Note that morally, these tests should allocate a separate runtime per logical peer, in order to approximate the real-world multi-process behaviour. This would, however, require considerable boilerplate for test writers to ensure operations are scheduled onto the right peer's event loop, so it was opted to use a single runtime peer test instead.

Collaterals

2029473319c961e326d774683acda49d2106f274 is reverted in the process, as this would subvert the task-tracking introduced here.

The logging verbosity of the test suite has been reduced in CI, as the amount of log output has exceeded a useful volume.

Signed-off-by: Kim Altintop kim@monadic.xyz

kim commented 3 years ago

The infuriating part of this is that it is apparently not possible to wake our background future from a Drop impl for Spawn, even when keeping track of a Waker. I have no explanation as to why this is different from calling shutdown() explicitly, other than Drop being allowed to change evaluation order (contradicting the reference).

kim commented 3 years ago

If you have time, could you maybe run this in a few different ways trying to see if it breaks (that is, fails to release resources eventually)? I can observe that the tests now shut down orderly, but haven’t gotten around to killing off some network interfaces f.ex.

I’ll see if I can figure out the wake-on-drop issue at a later point, but I think this might be a win overall already.

FintanH commented 3 years ago

I used what @geigerzaehler was using for stressing resource usage https://archlinux.org/packages/community/x86_64/stress/.

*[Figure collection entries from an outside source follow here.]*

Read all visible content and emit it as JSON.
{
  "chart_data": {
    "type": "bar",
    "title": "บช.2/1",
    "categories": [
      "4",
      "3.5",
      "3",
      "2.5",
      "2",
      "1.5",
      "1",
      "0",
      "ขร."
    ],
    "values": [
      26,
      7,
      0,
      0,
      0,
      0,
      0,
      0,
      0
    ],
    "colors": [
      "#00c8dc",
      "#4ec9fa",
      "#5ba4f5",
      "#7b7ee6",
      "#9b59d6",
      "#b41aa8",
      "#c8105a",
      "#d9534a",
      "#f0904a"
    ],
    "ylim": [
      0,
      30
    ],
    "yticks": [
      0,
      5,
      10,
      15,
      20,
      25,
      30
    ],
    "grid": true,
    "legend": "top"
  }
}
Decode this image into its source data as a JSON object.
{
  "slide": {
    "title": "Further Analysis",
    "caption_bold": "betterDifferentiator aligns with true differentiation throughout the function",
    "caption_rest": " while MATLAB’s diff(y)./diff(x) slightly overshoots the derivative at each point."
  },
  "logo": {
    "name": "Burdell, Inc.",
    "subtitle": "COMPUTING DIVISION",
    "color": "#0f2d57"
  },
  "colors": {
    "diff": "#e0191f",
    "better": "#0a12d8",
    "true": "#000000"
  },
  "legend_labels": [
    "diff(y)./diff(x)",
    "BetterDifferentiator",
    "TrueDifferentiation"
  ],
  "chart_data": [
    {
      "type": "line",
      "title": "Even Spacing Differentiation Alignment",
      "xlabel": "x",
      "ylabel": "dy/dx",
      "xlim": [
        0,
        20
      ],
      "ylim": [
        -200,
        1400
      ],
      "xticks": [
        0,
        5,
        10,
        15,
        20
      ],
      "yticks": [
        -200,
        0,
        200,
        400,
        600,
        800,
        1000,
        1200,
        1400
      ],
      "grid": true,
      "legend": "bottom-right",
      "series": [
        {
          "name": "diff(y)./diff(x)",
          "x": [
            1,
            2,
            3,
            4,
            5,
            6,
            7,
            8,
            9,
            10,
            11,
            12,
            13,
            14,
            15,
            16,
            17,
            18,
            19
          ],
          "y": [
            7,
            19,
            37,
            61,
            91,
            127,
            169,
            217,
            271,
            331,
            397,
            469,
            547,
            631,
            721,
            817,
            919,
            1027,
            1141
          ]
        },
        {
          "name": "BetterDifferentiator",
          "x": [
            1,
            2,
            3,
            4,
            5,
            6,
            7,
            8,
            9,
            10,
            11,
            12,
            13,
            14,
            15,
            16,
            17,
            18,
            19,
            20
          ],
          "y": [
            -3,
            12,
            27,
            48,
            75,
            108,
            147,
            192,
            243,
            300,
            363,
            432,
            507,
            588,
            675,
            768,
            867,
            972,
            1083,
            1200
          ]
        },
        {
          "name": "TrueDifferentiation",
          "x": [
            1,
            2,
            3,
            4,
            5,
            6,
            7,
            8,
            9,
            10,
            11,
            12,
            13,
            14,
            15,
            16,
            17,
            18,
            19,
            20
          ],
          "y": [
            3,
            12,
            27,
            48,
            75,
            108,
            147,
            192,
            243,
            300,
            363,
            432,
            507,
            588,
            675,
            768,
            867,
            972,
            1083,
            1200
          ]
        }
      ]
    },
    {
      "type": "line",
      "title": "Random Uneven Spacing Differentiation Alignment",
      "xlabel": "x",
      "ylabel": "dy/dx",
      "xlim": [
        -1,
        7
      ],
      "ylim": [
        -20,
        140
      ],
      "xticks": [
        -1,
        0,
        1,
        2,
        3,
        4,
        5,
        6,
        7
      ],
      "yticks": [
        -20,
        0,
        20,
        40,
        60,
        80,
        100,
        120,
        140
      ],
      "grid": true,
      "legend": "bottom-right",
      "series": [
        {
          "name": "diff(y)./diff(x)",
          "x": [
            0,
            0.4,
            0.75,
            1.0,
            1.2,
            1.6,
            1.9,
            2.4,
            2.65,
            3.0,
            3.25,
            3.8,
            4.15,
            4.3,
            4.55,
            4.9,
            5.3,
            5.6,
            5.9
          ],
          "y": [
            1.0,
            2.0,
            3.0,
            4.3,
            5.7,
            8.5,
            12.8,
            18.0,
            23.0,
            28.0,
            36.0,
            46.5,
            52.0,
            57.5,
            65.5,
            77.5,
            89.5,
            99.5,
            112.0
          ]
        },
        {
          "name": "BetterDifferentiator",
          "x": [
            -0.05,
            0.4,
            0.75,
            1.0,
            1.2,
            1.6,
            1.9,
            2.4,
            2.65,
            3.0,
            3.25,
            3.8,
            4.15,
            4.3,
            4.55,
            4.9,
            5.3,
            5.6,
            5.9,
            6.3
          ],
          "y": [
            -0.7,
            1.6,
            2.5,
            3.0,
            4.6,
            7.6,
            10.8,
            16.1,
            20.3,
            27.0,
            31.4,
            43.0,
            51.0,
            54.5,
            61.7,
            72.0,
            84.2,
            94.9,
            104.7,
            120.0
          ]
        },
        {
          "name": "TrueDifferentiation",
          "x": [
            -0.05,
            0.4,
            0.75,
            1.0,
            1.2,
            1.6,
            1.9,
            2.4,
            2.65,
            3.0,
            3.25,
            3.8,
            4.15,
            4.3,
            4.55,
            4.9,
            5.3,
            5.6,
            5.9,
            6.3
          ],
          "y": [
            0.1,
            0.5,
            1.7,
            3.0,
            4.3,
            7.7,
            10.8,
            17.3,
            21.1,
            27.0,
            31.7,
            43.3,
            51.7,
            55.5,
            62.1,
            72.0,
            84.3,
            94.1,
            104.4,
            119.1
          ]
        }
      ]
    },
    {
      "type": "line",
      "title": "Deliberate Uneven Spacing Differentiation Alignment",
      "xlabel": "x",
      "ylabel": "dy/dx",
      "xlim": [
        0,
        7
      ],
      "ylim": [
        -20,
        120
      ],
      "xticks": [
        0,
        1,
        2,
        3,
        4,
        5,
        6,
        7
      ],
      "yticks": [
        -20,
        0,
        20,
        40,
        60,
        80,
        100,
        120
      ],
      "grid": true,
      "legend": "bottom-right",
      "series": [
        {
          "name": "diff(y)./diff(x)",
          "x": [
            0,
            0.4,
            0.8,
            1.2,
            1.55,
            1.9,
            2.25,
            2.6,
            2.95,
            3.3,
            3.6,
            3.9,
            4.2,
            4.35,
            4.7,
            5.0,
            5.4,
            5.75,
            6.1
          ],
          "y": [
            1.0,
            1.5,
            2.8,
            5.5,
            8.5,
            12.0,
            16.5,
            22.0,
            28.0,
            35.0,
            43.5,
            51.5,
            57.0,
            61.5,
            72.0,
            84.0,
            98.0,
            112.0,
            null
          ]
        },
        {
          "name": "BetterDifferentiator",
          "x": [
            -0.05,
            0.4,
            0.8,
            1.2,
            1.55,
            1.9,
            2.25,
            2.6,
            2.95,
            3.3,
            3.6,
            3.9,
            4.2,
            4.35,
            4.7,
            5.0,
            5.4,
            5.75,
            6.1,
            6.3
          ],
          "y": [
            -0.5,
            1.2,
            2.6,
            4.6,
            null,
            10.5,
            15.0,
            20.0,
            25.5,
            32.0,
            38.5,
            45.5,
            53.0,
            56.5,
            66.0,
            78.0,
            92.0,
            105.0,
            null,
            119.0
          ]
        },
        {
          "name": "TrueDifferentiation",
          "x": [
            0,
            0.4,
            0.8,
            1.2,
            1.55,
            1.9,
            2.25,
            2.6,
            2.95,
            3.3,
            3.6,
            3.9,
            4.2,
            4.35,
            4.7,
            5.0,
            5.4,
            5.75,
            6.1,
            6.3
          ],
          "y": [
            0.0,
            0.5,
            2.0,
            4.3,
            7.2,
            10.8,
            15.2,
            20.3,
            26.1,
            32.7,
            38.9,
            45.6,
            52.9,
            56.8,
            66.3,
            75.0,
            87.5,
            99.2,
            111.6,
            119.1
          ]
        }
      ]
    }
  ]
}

Running on master I was able to reproduce the errors where git couldn't find temporary directories:

May 05 16:05:59.407 ERROR librad::git::refs:error=failed to create temporary file '/run/user/1001/.tmptNWOKP/git/objects/tmp_object_git2_kG0REN': No such file or directory; class=Os (2)
May 05 16:05:59.426 ERROR librad::git::replication::project:error=failed to create temporary file '/run/user/1001/.tmptNWOKP/git/objects/tmp_object_git2_kG0REN': No such file or directory; class=Os (2)
May 05 16:05:59.426 ERROR librad::git::replication::project:error=failed to create temporary file '/run/user/1001/.tmptNWOKP/git/objects/tmp_object_git2_kG0REN': No such file or directory; class=Os (2)
May 05 16:05:59.430 ERROR librad::git::replication:error=failed to create temporary file '/run/user/1001/.tmptNWOKP/git/objects/tmp_object_git2_kG0REN': No such file or directory; class=Os (2)

I then switched to kim/cancel-culture and ran the test suite 3 times without any failures.

kim commented 3 years ago

Unfortunately, a number of the daemon tests fail to terminate after rebasing.